Weather Video Producer and WeatherShare
Weather Video Producer and WeatherShare are available within the Baron Lynx interface, as well as other Baron systems. These tools allow users to create short videos/posts, and instantly share them on Facebook and Twitter.
“We see a lot of positive engagement when we share videos,” said Dean. “That’s why we use our Weather Video Producer to help us post quality content without sacrificing time. Instead of creating, saving and uploading a movie, we can just record and immediately send it to both of our social channels at once.”
“We use Weather Video Producer quite a bit for Facebook and WeatherShare for Twitter,” said Hughes. “Sometimes it’s just a looping forecast model, but we always get a great response from our audience. Our videos are up in less than 60 seconds. It’s wonderful!”
Baron Lynx Social Media Hub
Baron Lynx makes it much easier to find and import the social media content you want to share on-air. Rather than manually search through Facebook and Twitter, a web-based Social Media Hub automatically gathers the posts you want based on user settings.
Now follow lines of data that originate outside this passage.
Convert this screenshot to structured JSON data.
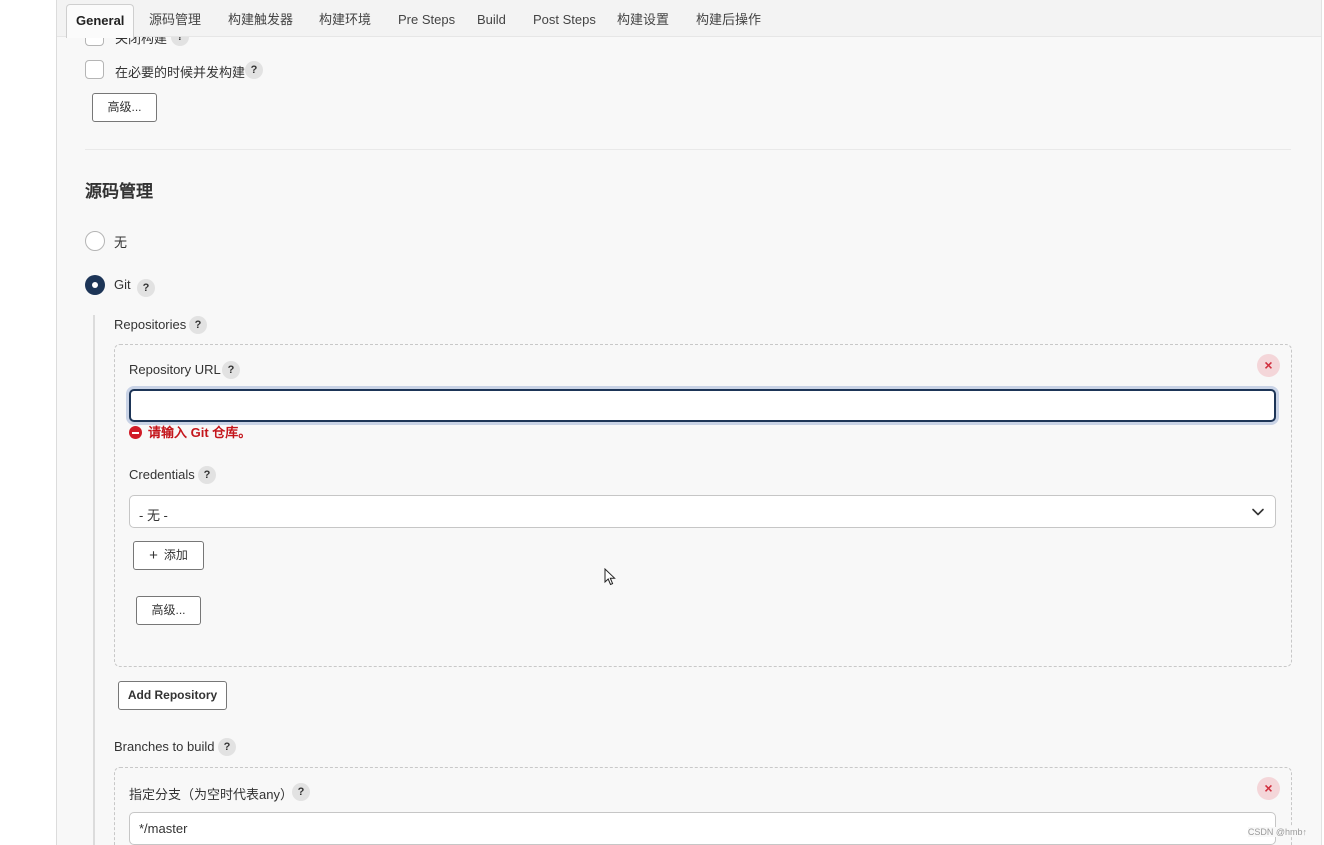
{
  "tabs": [
    {
      "label": "General",
      "active": true
    },
    {
      "label": "源码管理"
    },
    {
      "label": "构建触发器"
    },
    {
      "label": "构建环境"
    },
    {
      "label": "Pre Steps"
    },
    {
      "label": "Build"
    },
    {
      "label": "Post Steps"
    },
    {
      "label": "构建设置"
    },
    {
      "label": "构建后操作"
    }
  ],
  "general": {
    "partial_option_label": "关闭构建",
    "concurrent_build_label": "在必要的时候并发构建",
    "advanced_label": "高级..."
  },
  "scm": {
    "title": "源码管理",
    "none_label": "无",
    "git_label": "Git",
    "repositories_label": "Repositories",
    "repo_url_label": "Repository URL",
    "repo_url_value": "",
    "repo_url_error": "请输入 Git 仓库。",
    "credentials_label": "Credentials",
    "credentials_selected": "- 无 -",
    "add_label": "添加",
    "advanced_label": "高级...",
    "add_repository_label": "Add Repository",
    "branches_label": "Branches to build",
    "branch_specifier_label": "指定分支（为空时代表any）",
    "branch_specifier_value": "*/master"
  },
  "help_glyph": "?",
  "close_glyph": "×",
  "watermark": "CSDN @hmb↑",
  "colors": {
    "accent": "#1d3557",
    "error": "#c4161c",
    "delete_bg": "#f4d6d9"
  }
}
Hughes and his team use this feature to find and share exciting social media posts on-air and with their social media audience.
“We have accounts that we follow, and we really love this feature,” said Hughes.
Learn more about these tools and the science behind Baron Lynx at the 2016 AMS Broadcast Conference. Baron will be hosting an informative Lunch & Learn, followed by a Baron Lynx Premiere session where attendees can ask their questions and see the system in action. Save your spot for one or both of these events by registering here: http://baronweather.com/news/baron-at-ams-broadcast/
Test Your Content and Adapt
Sharing weather content on social media can be a challenge, because trends are always evolving. The best way to find out what works is through A/B testing. Do your followers want more forecast images—videos? Or are they looking for in-depth content about specific weather events? No one should know your audience better than you.
“A social media strategy for weather is constantly changing,” said Hughes. “The way you deliver this month may not be the way the audience wants it next month.” Hughes and other members of his team try out new types of content to see what their audience responds to. They keep each other informed of what posts are working and which ones aren’t. Through this process, they discovered that space-related posts usually get the highest engagement on their page.
Interact with Your Followers
There are multitudes of resources available for anyone wishing to improve their social media strategy. While every source provides helpful guidelines, it really comes down to what works for your station. Don’t feel like your posts have to follow a specific formula. The most important thing is that you interact with your audience. This may seem simple, but it’s an often-ignored step.
“Social media is very important for a station in order to stay involved with its viewers,” said Hughes. “But if you are forcing it, you probably aren’t doing it right.”
The important thing is to know and listen to your audience. Engage your viewers and respond to their questions. Go out of your way to Like their posts and comment on their pictures. Social media is meant for two-way communication.
“It’s about trust,” said Hughes. “They will know they are part of a community when you interact with them and use social media to its fullest potential.”